Although some historians insist a dowsing rod is a straight stick and not forked as so often shown, nearly all authentic photos I located in exhaustive research for this book showed a forked stick either turned inward or outward from the dowser. Most agree that the dowsing rod could be up to three feet long and came from the wood of a flowering tree such as dogwood, apple, or peach.
My grandfather owned two types of dowsing apparatuses. The first was a traditional forked rod made from dogwood. The second was a set of two hand-forged, thin metal rods, each in an L shape, that looked like large, skinny allen wrenches.
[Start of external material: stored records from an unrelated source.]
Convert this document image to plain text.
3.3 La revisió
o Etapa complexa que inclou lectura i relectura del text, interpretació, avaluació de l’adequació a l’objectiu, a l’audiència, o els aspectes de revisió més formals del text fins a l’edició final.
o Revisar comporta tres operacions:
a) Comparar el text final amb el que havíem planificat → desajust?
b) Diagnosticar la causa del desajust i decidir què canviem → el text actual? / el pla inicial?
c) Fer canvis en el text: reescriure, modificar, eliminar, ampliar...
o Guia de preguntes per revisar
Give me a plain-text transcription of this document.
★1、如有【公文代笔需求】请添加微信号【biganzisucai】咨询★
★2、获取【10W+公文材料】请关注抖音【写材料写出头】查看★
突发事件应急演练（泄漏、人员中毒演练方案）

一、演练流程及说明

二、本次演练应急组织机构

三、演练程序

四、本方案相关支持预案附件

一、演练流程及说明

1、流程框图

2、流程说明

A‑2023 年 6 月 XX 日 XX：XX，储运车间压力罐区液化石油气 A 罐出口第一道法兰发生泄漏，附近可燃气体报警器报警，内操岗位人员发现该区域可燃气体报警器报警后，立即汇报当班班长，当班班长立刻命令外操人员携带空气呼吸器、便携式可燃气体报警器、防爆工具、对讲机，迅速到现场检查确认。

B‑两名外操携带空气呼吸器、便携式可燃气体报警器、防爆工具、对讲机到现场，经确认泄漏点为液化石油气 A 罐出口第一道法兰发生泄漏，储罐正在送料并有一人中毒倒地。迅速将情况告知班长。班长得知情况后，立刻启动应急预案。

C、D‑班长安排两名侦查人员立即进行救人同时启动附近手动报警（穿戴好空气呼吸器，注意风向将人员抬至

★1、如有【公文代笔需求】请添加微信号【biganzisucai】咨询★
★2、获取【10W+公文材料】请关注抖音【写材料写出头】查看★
He held the smaller end of one of the metal L shapes in each hand with the longer ends extending outward, resting between his thumbs and forefingers. As he got closer to the target, the longer ends would start to sway back and forth until they eventually met in the middle.
The wooden dowsing rod he used with a branch of each of the forked ends lightly held between his thumb and forefinger. He would pace the area he surveyed with the dowsing rod, and eventually the single end of the rod would turn downward, which told him where to dig. My grandfather, “Pa Mitchell,” died when I was five years old, so these memories come from a very young and long-ago perspective.
Water witchers also used simple pendulums of metal, sometimes a fishing weight or a stone tied to the end of a natural string. The weight would swing back and forth and follow either the ley line or the path of the flowing groundwater below.